Another irony here is that Brazil was sent packing in part because of its unwillingness to sit on the ball. Needing only a tie to reach the semifinals, Brazil refused to go to anything resembling basketball's Four Corners, keep-away offense. Stallball just isn't part of the Brazilian makeup, nor should it be considering how players like Zico and Socrates tickle the ball toward the goal.
This wide-open style, of course, is fairly alien in the World Cup, where not losing takes precedence over winning and draws are a rather frequent fact of life. Italy, in fact, won a berth in the second round of Spain's 24-team shootout without winning a game, tying each of three first-round opponents and scoring a measly two goals.
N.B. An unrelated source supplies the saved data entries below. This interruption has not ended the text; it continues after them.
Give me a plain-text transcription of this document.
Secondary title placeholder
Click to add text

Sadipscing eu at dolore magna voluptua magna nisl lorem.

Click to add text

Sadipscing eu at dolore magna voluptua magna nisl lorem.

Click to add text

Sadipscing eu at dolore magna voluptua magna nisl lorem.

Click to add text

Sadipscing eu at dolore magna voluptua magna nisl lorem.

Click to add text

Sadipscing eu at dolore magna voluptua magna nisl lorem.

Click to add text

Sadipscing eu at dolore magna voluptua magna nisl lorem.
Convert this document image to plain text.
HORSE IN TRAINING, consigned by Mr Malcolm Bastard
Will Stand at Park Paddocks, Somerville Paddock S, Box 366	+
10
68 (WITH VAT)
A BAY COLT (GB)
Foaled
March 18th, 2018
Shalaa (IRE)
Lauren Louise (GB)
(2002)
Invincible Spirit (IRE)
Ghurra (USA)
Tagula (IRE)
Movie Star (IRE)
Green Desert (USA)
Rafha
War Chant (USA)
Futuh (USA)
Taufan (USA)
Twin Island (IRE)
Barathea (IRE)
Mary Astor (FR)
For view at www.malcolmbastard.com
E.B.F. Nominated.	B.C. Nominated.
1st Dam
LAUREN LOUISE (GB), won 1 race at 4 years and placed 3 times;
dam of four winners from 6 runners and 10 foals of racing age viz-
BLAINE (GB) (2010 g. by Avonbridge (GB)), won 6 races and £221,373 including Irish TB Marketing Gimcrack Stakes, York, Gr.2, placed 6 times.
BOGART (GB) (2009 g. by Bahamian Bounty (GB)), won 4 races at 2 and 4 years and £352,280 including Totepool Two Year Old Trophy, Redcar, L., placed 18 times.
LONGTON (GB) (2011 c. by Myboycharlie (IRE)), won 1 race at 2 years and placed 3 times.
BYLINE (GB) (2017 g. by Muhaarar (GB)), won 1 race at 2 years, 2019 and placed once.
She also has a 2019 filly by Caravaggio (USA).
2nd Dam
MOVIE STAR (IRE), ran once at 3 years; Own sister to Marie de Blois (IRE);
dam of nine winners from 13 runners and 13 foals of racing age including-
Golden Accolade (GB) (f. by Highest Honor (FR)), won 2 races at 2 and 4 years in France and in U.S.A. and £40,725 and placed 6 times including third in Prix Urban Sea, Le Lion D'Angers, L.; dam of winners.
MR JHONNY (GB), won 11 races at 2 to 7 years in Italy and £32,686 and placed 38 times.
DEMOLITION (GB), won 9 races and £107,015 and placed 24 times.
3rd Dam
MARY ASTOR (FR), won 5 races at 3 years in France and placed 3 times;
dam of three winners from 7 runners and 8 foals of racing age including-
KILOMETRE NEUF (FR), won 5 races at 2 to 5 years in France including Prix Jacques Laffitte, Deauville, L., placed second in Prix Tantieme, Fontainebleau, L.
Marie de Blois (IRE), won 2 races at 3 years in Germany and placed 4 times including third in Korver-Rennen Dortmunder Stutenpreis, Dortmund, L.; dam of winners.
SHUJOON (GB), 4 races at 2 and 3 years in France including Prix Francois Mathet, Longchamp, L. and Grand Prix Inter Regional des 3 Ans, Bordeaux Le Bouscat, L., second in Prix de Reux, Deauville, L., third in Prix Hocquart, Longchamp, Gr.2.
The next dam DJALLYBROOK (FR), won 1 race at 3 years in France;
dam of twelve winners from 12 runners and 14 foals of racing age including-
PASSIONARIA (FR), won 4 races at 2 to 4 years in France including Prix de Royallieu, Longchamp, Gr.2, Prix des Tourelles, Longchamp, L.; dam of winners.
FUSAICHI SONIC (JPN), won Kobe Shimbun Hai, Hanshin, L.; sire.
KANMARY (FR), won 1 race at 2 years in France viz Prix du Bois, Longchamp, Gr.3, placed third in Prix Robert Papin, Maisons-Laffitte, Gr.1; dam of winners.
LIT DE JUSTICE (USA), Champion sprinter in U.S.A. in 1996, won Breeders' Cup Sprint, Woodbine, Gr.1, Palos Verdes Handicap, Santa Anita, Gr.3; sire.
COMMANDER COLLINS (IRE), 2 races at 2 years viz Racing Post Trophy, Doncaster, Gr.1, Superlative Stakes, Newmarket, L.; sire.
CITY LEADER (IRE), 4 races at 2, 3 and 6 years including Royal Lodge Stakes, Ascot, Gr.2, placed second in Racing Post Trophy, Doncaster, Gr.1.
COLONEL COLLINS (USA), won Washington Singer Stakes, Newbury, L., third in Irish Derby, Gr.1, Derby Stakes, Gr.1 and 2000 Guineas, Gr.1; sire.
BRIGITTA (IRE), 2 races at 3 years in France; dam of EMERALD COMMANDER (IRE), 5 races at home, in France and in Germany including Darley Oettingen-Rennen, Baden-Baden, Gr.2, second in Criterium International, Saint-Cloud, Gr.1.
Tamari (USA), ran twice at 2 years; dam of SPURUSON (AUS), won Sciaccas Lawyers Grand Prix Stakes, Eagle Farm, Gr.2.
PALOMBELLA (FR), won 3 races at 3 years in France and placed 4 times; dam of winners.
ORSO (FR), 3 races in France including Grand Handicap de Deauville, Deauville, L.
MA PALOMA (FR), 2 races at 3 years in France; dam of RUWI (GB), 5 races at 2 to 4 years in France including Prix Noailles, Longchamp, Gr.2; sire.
The World Cup's system of counting goal differentials basically explains why a team can play close-to-the-vest soccer, win a key game here or there, and still come out smelling like a rose.
One of Italy's draws, incidentally, was a scoreless 90 minutes against Poland each team's Cup opener. The rivals have survived the first two stages of round-robin play to set up today's rematch in Barcelona, while West Germany and France meet in the other semifinal game in Seville.
Both Poland and Italy will be without a key player. Defender Claudio Gentile , whose close shadowing of Zico helped Italy beat Brazil, is serving an automatic one-game suspension for rough play. But so too is Polish midfielder Zbigniew Boniek, who scored a hat trick to account for his team's margin of victory in a 3-0 win over Belgium. Boniek was ticketed with his second yellow warning card in a politically charged 0-0 draw with the Soviet Union. Beyond the brandishing of Solidarity banners, however, the game was pretty much without incident.
West Germany won the Cup in 1974 and hasn't lost to European competition during 32 games over the last four years. The Germans haven't looked particularly sharp, though, and advanced rather unimpressively after playing England to a scoreless tie and beating the host Spaniards 2-1. They can't expect much fan support either, after what even the German press called a shameful game against Austria in first-round action. Whether fixed or not, the contest was eyed suspiciously by those who felt a pact existed between the two opponents. After the West Germans took an early 1-0 lead, both teams exhibited little interest in scoring. The score never changed, and Austria moved into the second round on the basis of goal differential instead of Algeria, which had earlier sprung a tremendous upset on the Germans.